# Bilder im Internet vermarkten



## ron (1. Apr. 2010)

Hallo zusammen,

ich überlege, ob ich versuchen sollte, dass eine oder andere Bild zu verkaufen. Das neue 300mm soll ja irgendwie bezahlt werden 

Gibt es hier Leute, die mit Bildagenturen zusammen arbeiten und Lust hätten ihre Erfahrungen zu teilen? Die andere Frage wäre, wie man am leichtesten und am schönsten seine Bilder auf einer eigene Site veröffentlichen kann.



LG

Ron


----------



## Joachim (2. Apr. 2010)

*AW: Bilder im Internett vermarkten*

Moin Ron,

zur Bildvermarktung kann ich nichts beitragen, aber zum Bilderhosting. 

Zuerst sollte man wissen, was man will - selber Webspace mieten oder nur bei einem Dienst hochladen. Für ersteres kann ich heut Abend mal ein wenig ausführlicher schreiben - einhändig am Netbook in der Dialyse macht sich das nicht so dolle.


----------



## Turbo (2. Apr. 2010)

*AW: Bilder im Internet vermarkten*

Hallo Ron

Die Seite http://www.fotocommunity.de/ kennst du?

War schon lange nicht mehr dort, aber wenn es mir recht ist, gibt es da auch die entsprechende Plattform um Bilder zu verkaufen.


----------



## Digicat (2. Apr. 2010)

*AW: Bilder im Internet vermarkten*

Servus Patrik

Meine FC, verrätst du mir deinen Account


----------



## Digicat (2. Apr. 2010)

*AW: Bilder im Internet vermarkten*

Servus Ron

Leider kann ich Dir darauf auch keine Antwort geben  ...

Vielleicht hilft Dir dieses Thema und dieses Hier

Ich selbst habe mit meiner HP schon seit heuer zwei anfragen nach Bildern gehabt  die postiv verlaufen sind 

Falls du dir eine einrichten willst 
Mit Coppermine habe ich gute Erfahrung als Album-Software gemacht
Manche empfehlen eher 4images


----------



## ron (2. Apr. 2010)

*AW: Bilder im Internet vermarkten*

Wow Helmut,

deine Katzenbilder zeigen deine Liebe für diese Tiere. Habe gerade etwa eine Stunde lang deine Bilder angeschaut. Du brauchst dich wirklich nicht zu verstecken.
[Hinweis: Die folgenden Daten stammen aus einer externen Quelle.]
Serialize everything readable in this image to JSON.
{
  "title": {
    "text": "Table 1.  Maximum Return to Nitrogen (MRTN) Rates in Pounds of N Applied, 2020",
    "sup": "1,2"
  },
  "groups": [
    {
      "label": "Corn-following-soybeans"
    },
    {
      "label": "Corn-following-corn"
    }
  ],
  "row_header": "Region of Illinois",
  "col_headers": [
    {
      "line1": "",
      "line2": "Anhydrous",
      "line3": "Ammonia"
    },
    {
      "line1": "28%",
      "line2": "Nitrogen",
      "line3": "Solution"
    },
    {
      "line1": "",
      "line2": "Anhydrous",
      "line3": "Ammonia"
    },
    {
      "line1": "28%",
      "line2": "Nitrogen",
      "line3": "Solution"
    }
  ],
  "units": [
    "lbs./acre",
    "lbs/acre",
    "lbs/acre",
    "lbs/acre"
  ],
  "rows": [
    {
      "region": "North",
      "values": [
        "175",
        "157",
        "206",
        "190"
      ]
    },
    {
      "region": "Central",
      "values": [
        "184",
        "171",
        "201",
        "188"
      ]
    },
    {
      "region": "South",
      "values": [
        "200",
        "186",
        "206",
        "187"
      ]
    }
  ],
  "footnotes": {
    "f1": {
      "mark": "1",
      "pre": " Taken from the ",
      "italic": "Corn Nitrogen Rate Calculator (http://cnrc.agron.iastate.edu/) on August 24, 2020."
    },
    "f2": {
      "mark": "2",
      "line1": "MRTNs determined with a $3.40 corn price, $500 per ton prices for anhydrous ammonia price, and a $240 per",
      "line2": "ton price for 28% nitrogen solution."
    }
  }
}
Habe auch gesehen, dass du eine eigene Homepage hast. Verkaufst du denn auch Bilder?

LG

Ron


----------



## Digicat (2. Apr. 2010)

*AW: Bilder im Internet vermarkten*

Servus Ron

Offensiv verkaufe ich keine Bilder ... soll heißen .. ich biete sie nirgends an 

Muß es mal aggresiv versuchen, Bilder bei diversen Zeitungen anzubieten 

Konnte heuer, daß erstemal seit bestehen meiner HP, Bilder verkaufen  

Aber reich wurde ich nicht dadurch .... also da mußt schon sehr viele Bilder verkaufen um auch Equipment einzuspielen ....
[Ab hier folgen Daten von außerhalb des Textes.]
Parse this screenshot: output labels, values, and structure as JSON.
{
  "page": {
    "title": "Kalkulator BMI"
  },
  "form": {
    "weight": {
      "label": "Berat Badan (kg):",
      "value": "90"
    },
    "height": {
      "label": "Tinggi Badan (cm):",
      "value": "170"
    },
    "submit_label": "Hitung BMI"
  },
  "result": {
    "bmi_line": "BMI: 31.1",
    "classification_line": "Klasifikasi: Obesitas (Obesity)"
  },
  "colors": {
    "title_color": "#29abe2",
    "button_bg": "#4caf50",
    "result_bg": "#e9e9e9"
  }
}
Und Danke, wenn Dir meine Katzenbilder gefallen, denke du hast sie in der FC betrachtet


----------



## Turbo (2. Apr. 2010)

*AW: Bilder im Internet vermarkten*



Digicat schrieb:


> Servus Patrik
> 
> Meine FC, verrätst du mir deinen Account



Hallo Helmuth

Super Fotos hast du gemacht.

Ich bin nicht aktiv dabei. Habe mich schon vor einigen Jahren von der Seite Fotocommunity inspirieren lassen. Der Erfolg war aber mangels guter Kamera immer nur so halbherzig. So das ich nichts eingestellt habe.
Über das automatische Geknipse bin ich auch mit der neuen digitalen Spiegelreflex welche ich seit einigen Monaten habe noch nicht herausgekommen. Dies hoffe ich dieses Jahr ändern zu können. War immer ein Stück weit eine Zeitfrage und eine Frage der Prioritäten bei den vielen Freizeitaktivitäten und der knappen Zeit welche zur Verfügung steht.


----------



## ron (2. Apr. 2010)

*AW: Bilder im Internet vermarkten*

Hei Helmut,



> Und Danke, wenn Dir meine Katzenbilder gefallen, denke du hast sie in der FC betrachtet



Sowohl als auch. Auf der FC, aber auch auf deiner eigenen HP.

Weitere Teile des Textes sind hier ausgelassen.